Diperbarui: 10 Agustus 2024   23:04

Kompasiana adalah platform blog. Konten ini menjadi tanggung jawab bloger dan tidak mewakili pandangan redaksi Kompas.

https://regional.kompas.com/read/2024/08/10/151700878/isi-lengkap-sumpah-pocong-saka-tatal-bersumpah-tak-terlibat-kasus-vina#:~:text=%22Saya%20bersump

Fenomena sumpah pocong telah menjadi bagian integral dari kepercayaan dan praktik masyarakat di berbagai wilayah Indonesia. Kasus yang melibatkan Saka Tatal dalam kematian tragis Vina di Cirebon dan Eky, telah membawa kembali ke permukaan diskusi tentang peran ritual ini dalam konteks sosial dan religius. Dalam artikel ini, saya akan mengkaji relevansi sumpah pocong dalam perspektif Teori Antropologi Agama yang dikemukakan oleh mile Durkheim (1858-1917), sosiolog yang terkenal dengan analisisnya tentang fungsi sosial agama dalam masyarakat.
Durkheim menyatakan bahwa agama adalah produk sosial yang berfungsi untuk memperkuat solidaritas dan kohesi sosial.
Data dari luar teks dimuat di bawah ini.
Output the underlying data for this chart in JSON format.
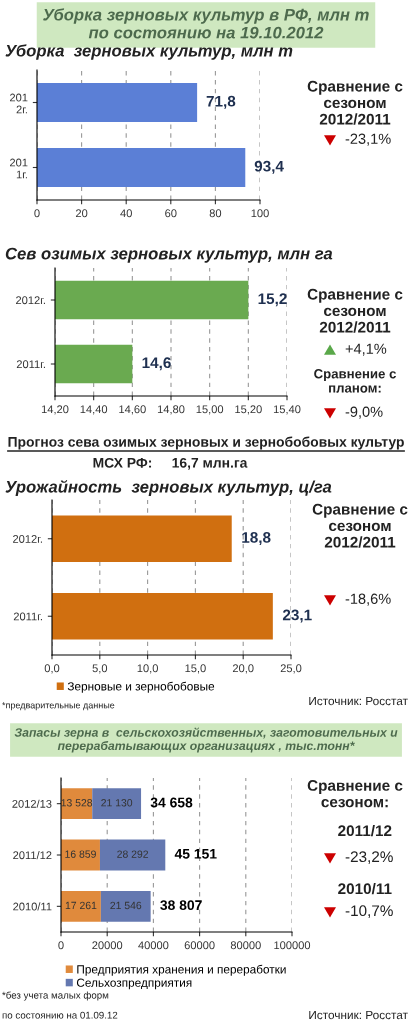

Dalam kasus ini, sumpah pocong tidak hanya berfungsi sebagai mekanisme penyelesaian konflik, tetapi juga sebagai upaya untuk menjaga harmoni dalam komunitas dengan melibatkan elemen-elemen sakral. Saya akan mengajak pembaca untuk merenungkan bagaimana ritual ini mencerminkan dinamika antara hal-hal yang dianggap suci dan profan dalam kehidupan masyarakat, serta bagaimana praktik ini terus bertahan di tengah modernisasi yang terus berkembang.
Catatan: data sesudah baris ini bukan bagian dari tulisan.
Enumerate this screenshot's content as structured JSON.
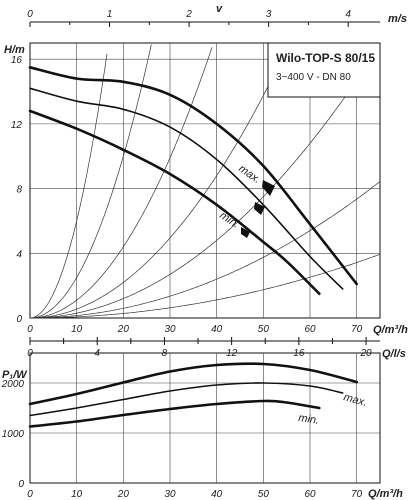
{
  "chart_data": [
    {
      "type": "line",
      "title": "Wilo-TOP-S 80/15",
      "subtitle": "3~400 V - DN 80",
      "xlabel": "Q/m³/h",
      "ylabel": "H/m",
      "xlim": [
        0,
        75
      ],
      "ylim": [
        0,
        17
      ],
      "x_ticks": [
        "0",
        "10",
        "20",
        "30",
        "40",
        "50",
        "60",
        "70"
      ],
      "y_ticks": [
        "0",
        "4",
        "8",
        "12",
        "16"
      ],
      "top_axis": {
        "label": "v",
        "unit": "m/s",
        "ticks": [
          "0",
          "1",
          "2",
          "3",
          "4"
        ],
        "max_value": 4.4
      },
      "grid": true,
      "series": [
        {
          "name": "max.",
          "x": [
            0,
            10,
            20,
            30,
            40,
            50,
            60,
            70
          ],
          "y": [
            15.5,
            14.8,
            14.6,
            13.8,
            12.0,
            9.4,
            5.8,
            2.1
          ]
        },
        {
          "name": "",
          "x": [
            0,
            10,
            20,
            30,
            40,
            50,
            60,
            67
          ],
          "y": [
            14.2,
            13.4,
            12.9,
            11.8,
            9.8,
            7.0,
            3.8,
            1.8
          ]
        },
        {
          "name": "min.",
          "x": [
            0,
            10,
            20,
            30,
            40,
            50,
            55,
            62
          ],
          "y": [
            12.8,
            11.7,
            10.4,
            8.9,
            7.0,
            4.7,
            3.5,
            1.5
          ]
        }
      ],
      "system_curve_k": [
        0.06,
        0.025,
        0.011,
        0.0055,
        0.003,
        0.0015,
        0.0007
      ]
    },
    {
      "type": "line",
      "xlabel": "Q/m³/h",
      "ylabel": "P₁/W",
      "xlim": [
        0,
        75
      ],
      "ylim": [
        0,
        2600
      ],
      "x_ticks": [
        "0",
        "10",
        "20",
        "30",
        "40",
        "50",
        "60",
        "70"
      ],
      "y_ticks": [
        "0",
        "1000",
        "2000"
      ],
      "top_axis": {
        "label": "",
        "unit": "Q/l/s",
        "ticks": [
          "0",
          "4",
          "8",
          "12",
          "16",
          "20"
        ],
        "max_value": 20.83
      },
      "grid": true,
      "series": [
        {
          "name": "max.",
          "x": [
            0,
            10,
            20,
            30,
            40,
            50,
            60,
            70
          ],
          "y": [
            1580,
            1780,
            2010,
            2230,
            2360,
            2380,
            2260,
            2020
          ]
        },
        {
          "name": "min.",
          "x": [
            0,
            10,
            20,
            30,
            40,
            50,
            55,
            62
          ],
          "y": [
            1130,
            1230,
            1360,
            1480,
            1580,
            1640,
            1610,
            1500
          ]
        },
        {
          "name": "",
          "x": [
            0,
            10,
            20,
            30,
            40,
            50,
            60,
            67
          ],
          "y": [
            1350,
            1500,
            1670,
            1840,
            1960,
            2000,
            1940,
            1800
          ]
        }
      ]
    }
  ],
  "icons": {
    "max_marker": "filled-arrow-marker",
    "mid_marker": "filled-arrow-marker",
    "min_marker": "filled-arrow-marker"
  }
}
Mari kita bahas tentang istilah "suci" dan "profan" menurut mile Durkheim, konsep yang mungkin terdengar akademis, tetapi sebenarnya sangat relevan dalam kehidupan sehari-hari kita. Durkheim, seorang sosiolog Prancis yang berpengaruh, menggunakan istilah ini untuk menjelaskan bagaimana masyarakat membagi dunia mereka menjadi dua kategori besar: yang suci dan yang profan.
Suci adalah segala sesuatu yang dianggap istimewa, terpisah, dan memiliki makna khusus dalam kehidupan kita. Ini bisa berupa benda, tempat, atau ritual yang diakui memiliki kekuatan atau nilai spiritual yang tinggi. Misalnya, bagi banyak orang, tempat ibadah seperti masjid, gereja, atau pura adalah tempat yang suci karena di sana kita merasa lebih dekat dengan Tuhan atau kekuatan yang lebih besar dari diri kita sendiri.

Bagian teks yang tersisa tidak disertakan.